In vivo RNAi mediated knockdown of translation initiation factor eIF3m is associated with alterations in ribosome biogenesis (rRNA-seq)

Translation is a fundamental biological process, which defines every aspect of cell physiology. Dysregulation of protein synthesis is associated with the diseases, such as ribosomopathies, diabetes, and cancer. To examine translation dysregulation in vivo, we employed RNA interference to knockdown m-subunit of the translation initiation factor eIF3 exclusively in mouse liver. We observed an increase in the number of monosomes and multiple signs of impaired translation. We further characterized the early cellular response using transcriptome sequencing, ribosome profiling, whole proteome, and phosphoproteome analyses. The major response of hepatocytes to eIF3m deficiency was associated with the changes in mRNA expression, with almost no effect on translation efficiency for particular mRNAs. The transcription changes fell into two main categories: ribosome biogenesis (increased transcription of ribosomal proteins, dephosphorylation of eIF2a, and inhibition of rRNA processing) and cell metabolism (lipid, amino acid, nucleic acid, and drug metabolism).
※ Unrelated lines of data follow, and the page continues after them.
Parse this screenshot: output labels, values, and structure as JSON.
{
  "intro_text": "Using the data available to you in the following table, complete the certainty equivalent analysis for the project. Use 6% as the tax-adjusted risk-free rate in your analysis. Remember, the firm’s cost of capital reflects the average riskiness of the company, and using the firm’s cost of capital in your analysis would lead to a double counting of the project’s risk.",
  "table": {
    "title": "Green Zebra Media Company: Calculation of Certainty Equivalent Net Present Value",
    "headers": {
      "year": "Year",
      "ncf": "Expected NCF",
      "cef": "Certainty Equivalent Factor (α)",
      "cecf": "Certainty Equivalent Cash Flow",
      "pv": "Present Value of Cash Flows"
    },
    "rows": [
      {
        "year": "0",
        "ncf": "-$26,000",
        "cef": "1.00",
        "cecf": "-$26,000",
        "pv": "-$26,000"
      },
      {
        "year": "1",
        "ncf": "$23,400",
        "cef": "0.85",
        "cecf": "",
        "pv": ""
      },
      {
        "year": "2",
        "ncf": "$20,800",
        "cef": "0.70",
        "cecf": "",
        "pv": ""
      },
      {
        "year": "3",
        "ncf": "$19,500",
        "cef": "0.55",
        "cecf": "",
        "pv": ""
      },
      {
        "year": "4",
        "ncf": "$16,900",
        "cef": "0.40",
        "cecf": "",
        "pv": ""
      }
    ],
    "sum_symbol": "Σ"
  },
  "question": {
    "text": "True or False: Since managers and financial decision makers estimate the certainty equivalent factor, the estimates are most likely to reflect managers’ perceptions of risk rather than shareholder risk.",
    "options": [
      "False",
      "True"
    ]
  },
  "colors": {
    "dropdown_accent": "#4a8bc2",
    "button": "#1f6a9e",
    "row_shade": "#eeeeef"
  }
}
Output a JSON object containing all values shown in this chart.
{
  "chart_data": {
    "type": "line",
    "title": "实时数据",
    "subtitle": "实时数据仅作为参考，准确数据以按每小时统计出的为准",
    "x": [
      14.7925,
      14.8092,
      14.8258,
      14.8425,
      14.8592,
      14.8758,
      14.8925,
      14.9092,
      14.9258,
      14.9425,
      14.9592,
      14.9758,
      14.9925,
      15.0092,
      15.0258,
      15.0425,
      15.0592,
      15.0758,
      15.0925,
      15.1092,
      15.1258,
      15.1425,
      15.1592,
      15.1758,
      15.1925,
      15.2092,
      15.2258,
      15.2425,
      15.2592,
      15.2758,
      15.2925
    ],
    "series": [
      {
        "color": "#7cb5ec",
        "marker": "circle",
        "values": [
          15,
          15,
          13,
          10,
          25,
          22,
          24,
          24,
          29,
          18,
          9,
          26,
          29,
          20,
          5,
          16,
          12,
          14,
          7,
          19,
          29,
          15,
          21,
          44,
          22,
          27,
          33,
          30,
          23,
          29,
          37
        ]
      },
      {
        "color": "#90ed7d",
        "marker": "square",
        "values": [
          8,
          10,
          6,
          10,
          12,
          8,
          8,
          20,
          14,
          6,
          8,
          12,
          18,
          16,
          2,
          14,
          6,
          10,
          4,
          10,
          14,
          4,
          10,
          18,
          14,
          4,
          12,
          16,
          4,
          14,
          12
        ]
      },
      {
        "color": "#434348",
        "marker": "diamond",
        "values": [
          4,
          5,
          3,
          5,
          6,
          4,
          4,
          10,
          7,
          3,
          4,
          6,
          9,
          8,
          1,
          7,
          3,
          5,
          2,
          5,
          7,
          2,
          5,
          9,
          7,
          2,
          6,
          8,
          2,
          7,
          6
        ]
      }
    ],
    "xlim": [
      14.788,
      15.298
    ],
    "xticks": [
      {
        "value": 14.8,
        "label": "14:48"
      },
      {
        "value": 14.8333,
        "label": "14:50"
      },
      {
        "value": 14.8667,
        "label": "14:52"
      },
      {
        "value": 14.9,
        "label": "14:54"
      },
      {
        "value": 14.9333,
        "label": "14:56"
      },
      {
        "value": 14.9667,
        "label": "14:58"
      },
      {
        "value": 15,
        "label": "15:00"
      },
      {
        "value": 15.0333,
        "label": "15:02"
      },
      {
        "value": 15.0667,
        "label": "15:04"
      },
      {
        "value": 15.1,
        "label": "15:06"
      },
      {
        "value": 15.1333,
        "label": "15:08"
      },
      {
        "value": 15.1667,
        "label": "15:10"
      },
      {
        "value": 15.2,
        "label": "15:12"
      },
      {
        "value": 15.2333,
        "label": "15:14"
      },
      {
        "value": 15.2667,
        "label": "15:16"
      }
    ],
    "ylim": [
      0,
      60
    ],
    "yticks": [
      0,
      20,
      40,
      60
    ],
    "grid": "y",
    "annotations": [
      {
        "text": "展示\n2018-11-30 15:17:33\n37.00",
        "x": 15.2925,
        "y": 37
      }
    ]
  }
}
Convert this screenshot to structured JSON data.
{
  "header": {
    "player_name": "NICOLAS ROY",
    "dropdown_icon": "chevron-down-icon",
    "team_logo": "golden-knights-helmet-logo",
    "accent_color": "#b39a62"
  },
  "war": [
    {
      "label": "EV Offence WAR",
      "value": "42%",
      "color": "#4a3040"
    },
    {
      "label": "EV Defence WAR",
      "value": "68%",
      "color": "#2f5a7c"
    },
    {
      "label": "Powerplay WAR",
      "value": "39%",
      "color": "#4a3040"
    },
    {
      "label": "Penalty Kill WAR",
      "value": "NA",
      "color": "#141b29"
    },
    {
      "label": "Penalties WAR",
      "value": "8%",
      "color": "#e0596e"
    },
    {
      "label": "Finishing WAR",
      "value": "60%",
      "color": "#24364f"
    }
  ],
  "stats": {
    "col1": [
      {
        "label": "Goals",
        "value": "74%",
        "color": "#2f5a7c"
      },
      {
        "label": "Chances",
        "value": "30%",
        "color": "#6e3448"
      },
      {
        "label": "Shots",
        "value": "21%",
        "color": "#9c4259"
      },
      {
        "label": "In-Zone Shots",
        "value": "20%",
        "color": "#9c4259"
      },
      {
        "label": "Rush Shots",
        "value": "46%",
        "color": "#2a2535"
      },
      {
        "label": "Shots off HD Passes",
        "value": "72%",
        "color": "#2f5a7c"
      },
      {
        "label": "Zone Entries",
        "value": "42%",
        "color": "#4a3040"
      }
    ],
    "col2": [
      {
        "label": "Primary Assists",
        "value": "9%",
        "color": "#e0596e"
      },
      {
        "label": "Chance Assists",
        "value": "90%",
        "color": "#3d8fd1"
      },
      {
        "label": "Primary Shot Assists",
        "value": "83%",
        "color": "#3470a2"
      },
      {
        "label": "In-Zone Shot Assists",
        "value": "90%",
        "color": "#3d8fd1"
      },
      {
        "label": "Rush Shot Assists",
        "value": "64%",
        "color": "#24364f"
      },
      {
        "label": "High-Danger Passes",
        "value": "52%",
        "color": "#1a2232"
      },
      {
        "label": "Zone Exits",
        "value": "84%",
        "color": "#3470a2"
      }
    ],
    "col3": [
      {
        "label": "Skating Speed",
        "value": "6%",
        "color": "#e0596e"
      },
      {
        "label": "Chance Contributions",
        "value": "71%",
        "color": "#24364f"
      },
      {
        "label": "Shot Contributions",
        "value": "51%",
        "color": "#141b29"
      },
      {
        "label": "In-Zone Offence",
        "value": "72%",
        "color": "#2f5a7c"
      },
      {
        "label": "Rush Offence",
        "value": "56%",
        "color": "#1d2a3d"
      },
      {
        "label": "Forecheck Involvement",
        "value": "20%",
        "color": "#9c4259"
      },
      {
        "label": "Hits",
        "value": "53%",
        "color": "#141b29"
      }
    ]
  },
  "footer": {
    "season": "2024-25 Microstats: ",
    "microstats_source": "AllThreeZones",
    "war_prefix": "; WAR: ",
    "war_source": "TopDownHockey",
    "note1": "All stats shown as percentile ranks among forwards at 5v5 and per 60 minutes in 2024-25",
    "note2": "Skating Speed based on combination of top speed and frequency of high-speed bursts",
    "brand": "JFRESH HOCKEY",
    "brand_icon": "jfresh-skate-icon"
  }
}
Overall, this work uncovers a new mode of regulation of protein synthesis mediated by the inhibition of translation initiation. It also highlights advantages of RNAi-based in vivo approach for studying regulatory network associated with essential factors involved in mammalian translation. Overall design: Total RNAseq experiment comparing 3 replicates of Eif3m knockdown Hepa1c1c7 cells with 3 replicates of control Hepa1c1c7 cells (in vitro samples) and Eif3m knockdown mouse livers with 3 replicates of control mouse livers (in vivo).